Choose Now!
January 4, 2022
We focus so much on New Year’s celebrations. Many, including myself, stay up late watching movies, waiting for the ball to drop in Times Square. It seems like it is such a big deal that we are rolling into a new year. Along with that new year comes resolutions. Welcome to “2022 – what are you gonna do?” (Thanks to Andrew Newberry, our Children’s Ministry Director for that slogan!) Have you come up with any New Year’s resolutions? I honestly do not remember ever coming up with resolutions. I am sure if I did, I would inevitably break them early on in the year.
According to a quick search on the internet, January 12 is the day to beat since many have given up on their resolutions by that day. I would hope that if I did make New Year’s resolutions that I would at least make it past 12 days. Yet, what does it matter if I make it 12 days or 12 weeks if I do not follow through to my end goal of accomplishing my resolution?
New Year’s Day seems so different from other days in the year. And yet, it is just another day, just like every day before it that was and is completely different from the day before it. Every day is a new beginning.
The verse above offers some of the only hope found within the book of Lamentations. Hope in the Lord, because His “love never ceases.” It goes forward and offers the hope that God’s mercies never come to an end . . . they are new to us every morning. Change for us is constantly taking place. With the change in time, we have the opportunity to recognize a new moment to change how we are living, how we are treating others and how we are loving God.
In 2009, artist Kris Allen sang a song called “Live Like We’re Dying.” In that song, he said, “We only got 86,400 seconds in a day to turn it all around or to throw it all away.” I have to wonder how often we think of the fact that every second is new.
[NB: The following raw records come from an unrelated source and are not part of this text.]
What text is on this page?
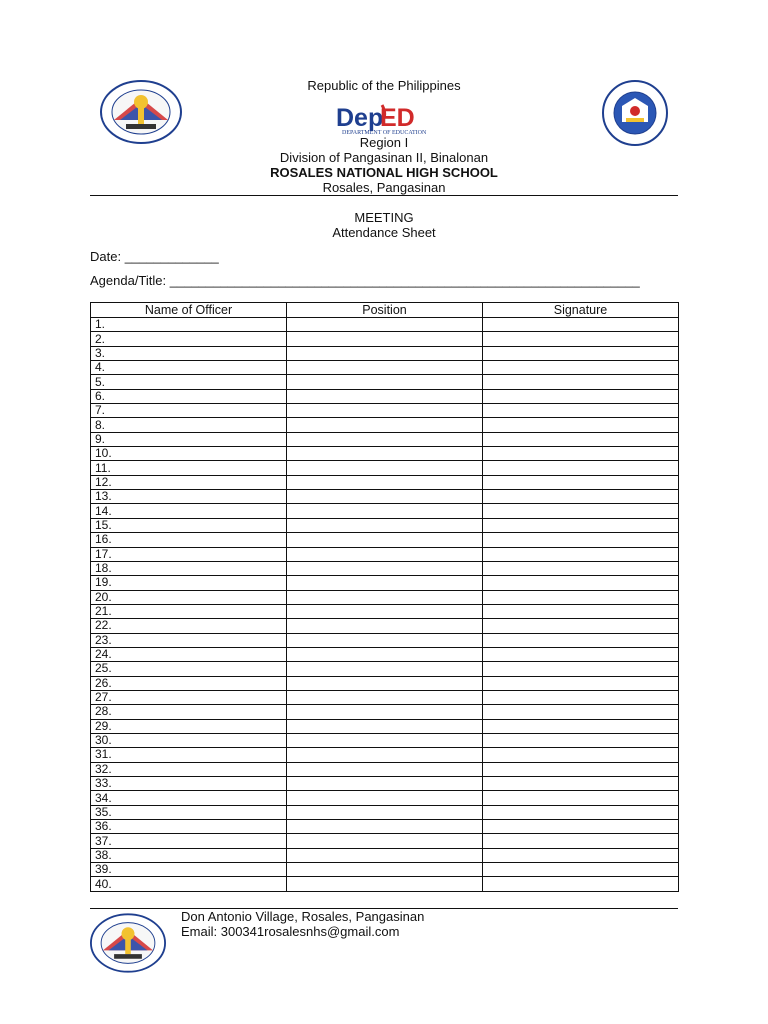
Dep
ED
DEPARTMENT OF EDUCATION
Republic of the Philippines
Region I
Division of Pangasinan II, Binalonan
ROSALES NATIONAL HIGH SCHOOL
Rosales, Pangasinan
MEETING
Attendance Sheet
Date: _____________
Agenda/Title: _________________________________________________________________
Name of Officer	Position	Signature
1.		
2.		
3.		
4.		
5.		
6.		
7.		
8.		
9.		
10.		
11.		
12.		
13.		
14.		
15.		
16.		
17.		
18.		
19.		
20.		
21.		
22.		
23.		
24.		
25.		
26.		
27.		
28.		
29.		
30.		
31.		
32.		
33.		
34.		
35.		
36.		
37.		
38.		
39.		
40.		
Don Antonio Village, Rosales, Pangasinan
Email: 300341rosalesnhs@gmail.com
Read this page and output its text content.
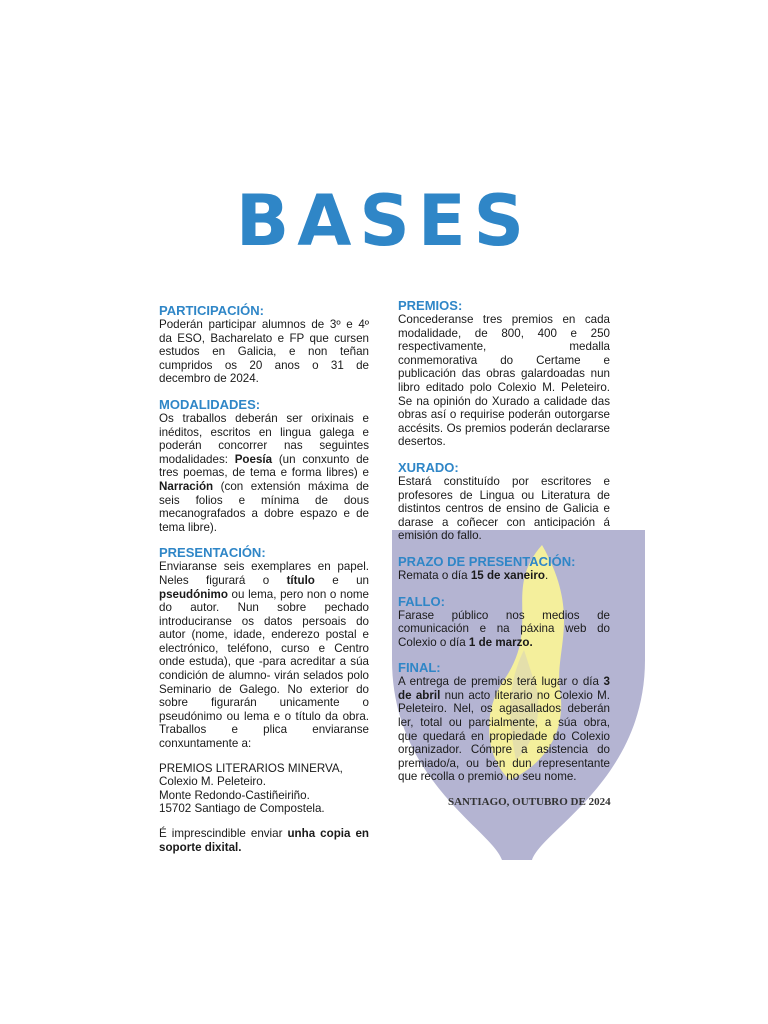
BASES
PARTICIPACIÓN:

Poderán participar alumnos de 3º e 4º da ESO, Bacharelato e FP que cursen estudos en Galicia, e non teñan cumpridos os 20 anos o 31 de decembro de 2024.

MODALIDADES:

Os traballos deberán ser orixinais e inéditos, escritos en lingua galega e poderán concorrer nas seguintes modalidades: Poesía (un conxunto de tres poemas, de tema e forma libres) e Narración (con extensión máxima de seis folios e mínima de dous mecanografados a dobre espazo e de tema libre).

PRESENTACIÓN:

Enviaranse seis exemplares en papel. Neles figurará o título e un pseudónimo ou lema, pero non o nome do autor. Nun sobre pechado introduciranse os datos persoais do autor (nome, idade, enderezo postal e electrónico, teléfono, curso e Centro onde estuda), que -para acreditar a súa condición de alumno- virán selados polo Seminario de Galego. No exterior do sobre figurarán unicamente o pseudónimo ou lema e o título da obra. Traballos e plica enviaranse conxuntamente a:

PREMIOS LITERARIOS MINERVA,
Colexio M. Peleteiro.
Monte Redondo-Castiñeiriño.
15702 Santiago de Compostela.

É imprescindible enviar unha copia en soporte dixital.

PREMIOS:

Concederanse tres premios en cada modalidade, de 800, 400 e 250 respectivamente, medalla conmemorativa do Certame e publicación das obras galardoadas nun libro editado polo Colexio M. Peleteiro. Se na opinión do Xurado a calidade das obras así o requirise poderán outorgarse accésits. Os premios poderán declararse desertos.

XURADO:

Estará constituído por escritores e profesores de Lingua ou Literatura de distintos centros de ensino de Galicia e darase a coñecer con anticipación á emisión do fallo.

PRAZO DE PRESENTACIÓN:

Remata o día 15 de xaneiro.

FALLO:

Farase público nos medios de comunicación e na páxina web do Colexio o día 1 de marzo.

FINAL:

A entrega de premios terá lugar o día 3 de abril nun acto literario no Colexio M. Peleteiro. Nel, os agasallados deberán ler, total ou parcialmente, a súa obra, que quedará en propiedade do Colexio organizador. Cómpre a asistencia do premiado/a, ou ben dun representante que recolla o premio no seu nome.

SANTIAGO, OUTUBRO DE 2024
Each new second is an opportunity to do something different or better, to change how we are living. It is also an opportunity to throw away our time, to choose complacency over change for the better. If we have made a resolution at the beginning of the year and by January 12 wind up failing, even if on November 30 we remember that resolution, will we pick it up again? It is a new moment and a new day.
Can you remember that every moment is a new opportunity to make a new change? If you could not make it those first 12 days with your resolution(s), can you make it 12 seconds now? Then maybe 12 minutes? Then maybe 12 hours? Little by little, making changes in your life. May the most important change be that you grow in a deeper walk with Christ, seeing His new mercies every morning, not waiting for a new year or a major event to move closer to Him. Rather, choose now to be the right opportunity, not throwing this moment away.